Ridiscendo dalla mia “Ascensione al monte Venda”, sudato, sbracato, stanco ma felice e ohibò trovo l’auto aperta. Ma aperta bene, nel senso non forzata ma aperta con para-telecomando solo su un lato, che nemmeno saprei come fare. Ma dico, non ero io, perché ti sei aperta? Comunque, mi hanno portato via la borsa con tutti i vestiti, compresi alcuni freschi di lavanderia, tranne un panama di plastica che non capisco perché. Quindi sono così, maglietta e pantaloncini sudati e maleodoranti e basta. Manco le chiavi di casa che avevo, saggiamente, pensato di non portare sui sentieri ma di nascondere astutamente. Bravo, me.
Ma siccome non mi farò certo rovinare la fine settimana (femminile, femminile) da un accidente così, decido di restare in giro. Anche perché comunque non ho le chiavi di casa, quindi non saprei come entrare. Ma prima, il dovere civico: la denunzia alla pubblica autorità. Già sapendo come andrà.
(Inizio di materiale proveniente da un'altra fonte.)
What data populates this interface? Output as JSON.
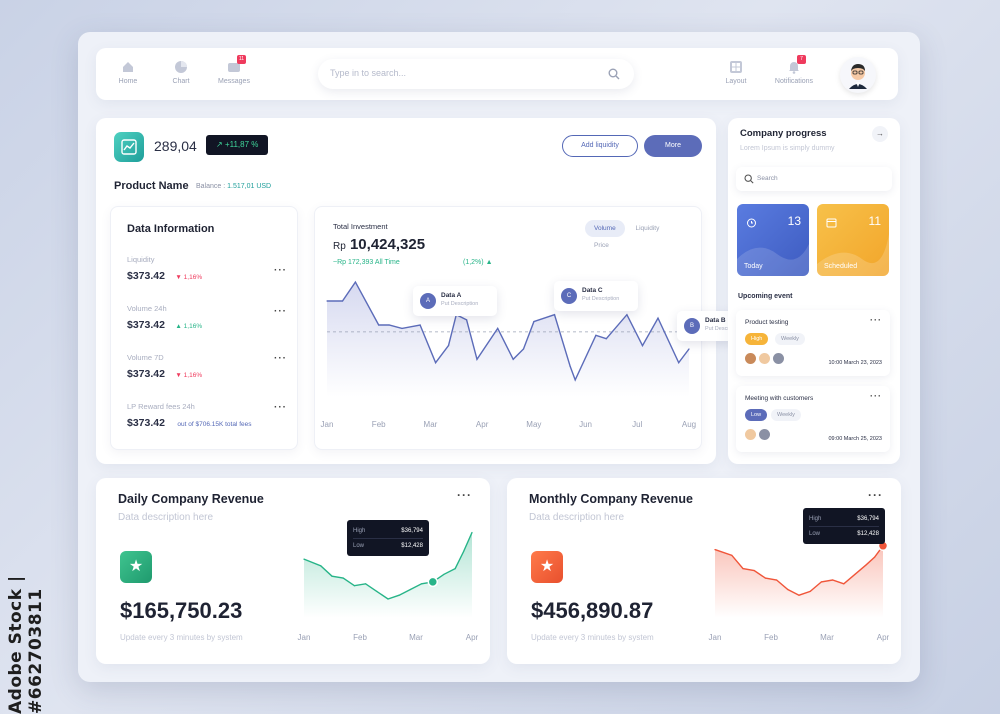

E infatti: «Ma perché è venuto da noi?», cominciamo bene. Perché siete i carabinieri e la vostra stazione risultava aperta da gugol. «Eh, ma ce n’erano altre», molto bene. La giovane marescialla? appuntata? signora carabiniera? non so come chiamarla, non ha ovviamente alcuna voglia. La cosa, intendo la denunzia, diventa difficoltosa, anche cercare di farle capire che non esista un numero civico al quale fare riferimento, essendo un bosco, e che non ho idea in che comune il fatto sia avvenuto, potendo darle comunque il punto esatto e che dovrebbero saperlo loro, essendo della zona, sono cose semplici solo sulla carta. Tralascerò l’ora e quaranta per scrivere mezza pagina per condividere solo il momento in cui l’appuntato in borghese, intervenuto altrimenti sarei ancora lì, mi dice che – soggetto non definito, il classico «Loro» – non li lasciano lavorare – ribatto che il governo è totalmente con loro, ancora, quindi di chi parla? – e che, questa la cito: «Il papa e i buonisti d’Italia dicono che loro sono fascisti», e con loro stavolta intende lui-loro le forze dell’ordine. Se la polizia mena gli studenti a Pisa senza motivo, sì, son fascisti, dico. L’approccio è quello. «Un episodio», dice lui, e bon, vorrei la mia denunzia e trovare un posto per una doccia, almeno fino a poco tempo fa stavano un poco più zittini, con meno sponde.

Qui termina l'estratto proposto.